Current Work

I'm currently investigating metacognition circuits in large language models. My broader research interests include polysemanticity and circuit analysis in neural networks.

Publications

Surgical Knowledge Rewrite in Compact LLMs: An 'Unlearn-then-Learn' Strategy with ((IA)³) for Localized Factual Modulation and Catastrophic Forgetting Mitigation

arXiv Preprint
August 9, 2025
Stanley Ngugi
Abstract

Large Language Models (LLMs) struggle with dynamic knowledge updates, especially when new information conflicts with deeply embedded facts. Such conflicting factual edits often lead to two critical issues: resistance to adopting the new fact and severe catastrophic forgetting of unrelated knowledge. This paper introduces and evaluates a novel "unlearn-then-learn" strategy for precise knowledge editing in LLMs, leveraging the parameter-efficient fine-tuning (PEFT) technique, Infused Adapter by Inhibiting and Amplifying Inner Activations (IA)³. Crucially, this two-stage approach is powered by an initial circuit localization phase that identifies and targets the specific internal components responsible for encoding the conflicting fact. Through a rigorous experimental methodology on microsoft/Phi-3-mini-4k-instruct, we demonstrate that this mechanistically informed two-stage approach achieves near-perfect accuracy (98.50%) for the new, modulated fact while simultaneously effectively suppressing the original conflicting fact (96.00% forget rate).

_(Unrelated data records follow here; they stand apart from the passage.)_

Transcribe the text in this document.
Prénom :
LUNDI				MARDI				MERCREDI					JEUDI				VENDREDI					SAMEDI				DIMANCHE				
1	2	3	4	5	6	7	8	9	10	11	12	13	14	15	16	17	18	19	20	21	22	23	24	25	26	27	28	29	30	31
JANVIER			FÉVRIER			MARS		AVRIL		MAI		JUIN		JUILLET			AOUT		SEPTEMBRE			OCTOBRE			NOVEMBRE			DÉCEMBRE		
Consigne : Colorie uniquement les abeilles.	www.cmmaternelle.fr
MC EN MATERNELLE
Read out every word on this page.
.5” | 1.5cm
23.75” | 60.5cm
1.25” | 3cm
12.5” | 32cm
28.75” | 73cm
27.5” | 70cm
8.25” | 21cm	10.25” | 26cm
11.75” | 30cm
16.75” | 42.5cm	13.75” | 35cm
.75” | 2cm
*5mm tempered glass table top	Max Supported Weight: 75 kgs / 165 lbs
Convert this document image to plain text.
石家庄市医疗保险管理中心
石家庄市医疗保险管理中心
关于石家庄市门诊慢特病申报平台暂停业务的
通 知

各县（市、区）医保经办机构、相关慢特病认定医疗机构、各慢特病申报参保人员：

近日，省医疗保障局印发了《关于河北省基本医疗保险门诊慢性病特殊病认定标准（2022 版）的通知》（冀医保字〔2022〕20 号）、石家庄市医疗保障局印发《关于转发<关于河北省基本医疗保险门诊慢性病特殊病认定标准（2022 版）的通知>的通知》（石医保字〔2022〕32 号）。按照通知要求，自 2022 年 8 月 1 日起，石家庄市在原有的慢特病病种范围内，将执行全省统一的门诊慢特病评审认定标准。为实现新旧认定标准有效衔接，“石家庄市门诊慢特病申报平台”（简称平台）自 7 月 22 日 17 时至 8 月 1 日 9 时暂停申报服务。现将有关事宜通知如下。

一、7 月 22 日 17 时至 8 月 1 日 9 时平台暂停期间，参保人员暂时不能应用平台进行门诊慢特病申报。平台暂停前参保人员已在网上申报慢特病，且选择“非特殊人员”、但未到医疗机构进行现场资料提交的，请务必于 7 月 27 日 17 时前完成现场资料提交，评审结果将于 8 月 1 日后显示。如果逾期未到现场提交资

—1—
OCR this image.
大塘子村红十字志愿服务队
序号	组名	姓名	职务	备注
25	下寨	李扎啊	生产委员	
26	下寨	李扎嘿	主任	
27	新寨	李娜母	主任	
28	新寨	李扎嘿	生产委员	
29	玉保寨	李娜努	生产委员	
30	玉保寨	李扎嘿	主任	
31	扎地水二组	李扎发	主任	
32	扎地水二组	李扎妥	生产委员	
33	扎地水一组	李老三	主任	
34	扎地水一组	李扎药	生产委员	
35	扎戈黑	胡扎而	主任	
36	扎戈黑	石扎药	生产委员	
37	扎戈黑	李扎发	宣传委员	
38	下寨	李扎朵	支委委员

Critically, our strategy exhibits unprecedented localization (72.00% F_control accuracy), dramatically mitigating catastrophic forgetting observed in direct fine-tuning approaches (which showed as low as ∼20% F_control accuracy), a direct benefit of our targeted interpretability-guided intervention. Furthermore, qualitative analysis reveals a nuanced mechanism of "soft forgetting," where original knowledge is suppressed from default retrieval but remains latent and conditionally accessible, enhancing model safety and control. These findings represent a significant advancement towards precise, localized, and safe knowledge management in compact LLMs.

Targeted Lexical Injection: Unlocking Latent Cross-Lingual Alignment in Lugha-Llama via Early-Layer LoRA Fine-Tuning

arXiv Preprint
June 6, 2025
Stanley Ngugi
Abstract

Large Language Models (LLMs) have demonstrated remarkable capabilities, yet their performance in low-resource languages (LRLs), such as Swahili, often lags due to data scarcity and underrepresentation in pre-training. A key challenge is achieving robust cross-lingual lexical alignment, crucial for tasks like translation and cross-lingual information retrieval. This paper introduces Targeted Lexical Injection (TLI), a novel and efficient fine-tuning approach. We first demonstrate that Lugha-Llama-8B-wura, a Swahili-centric LLM, exhibits strong, near-perfect lexical alignment for Swahili-English word pairs in its early internal layers (specifically Layer 2, with 0.99998 average cosine similarity based on a pilot study), a capability not fully reflected in its final output representations (baseline 0.32 similarity on our evaluation set). TLI leverages this insight by using Low-Rank Adaptation (LoRA) and a contrastive learning objective to fine-tune the model, specifically targeting embeddings from this empirically identified optimal early layer. Our experiments show that TLI significantly improves the output-level lexical alignment for 623 trained Swahili-English word pairs, increasing average cosine similarity from 0.3211 to 0.4113 (+28.08%, p < 1.33 × 10⁻²⁴⁰). More importantly, these improvements generalize remarkably well to 63 unseen control word pairs, with similarity increasing from 0.3143 to 0.4033 (+28.32%, p < 7.17 × 10⁻²⁷). These findings suggest TLI enhances the model's ability to preserve and propagate its inherent early-layer cross-lingual knowledge, offering a parameter-efficient and effective strategy for improving lexical alignment in LRL-focused LLMs.

Research Blog

Taming Incidental Polysemanticity in Toy Models: How Network Training Choices Affect Feature Entanglement

Technical Blog Post
October 19, 2025
Stanley Ngugi
TL;DR

I built a toy model to test whether network training choices (L1 vs L2 regularization, orthogonal initialization, activation functions, noise) affect the polysemanticity of learned representations. Using sparse autoencoders (SAEs) to measure feature entanglement, I found that networks trained with L2 regularization produced 17.9% less polysemantic representations than L1-trained networks (Interference: 7.14 vs 8.70, t=2.8, p<0.01). This is exploratory work in a toy setting with significant limitations, but it provides mechanistic insights into how training dynamics—not just SAE architecture—shape interpretability.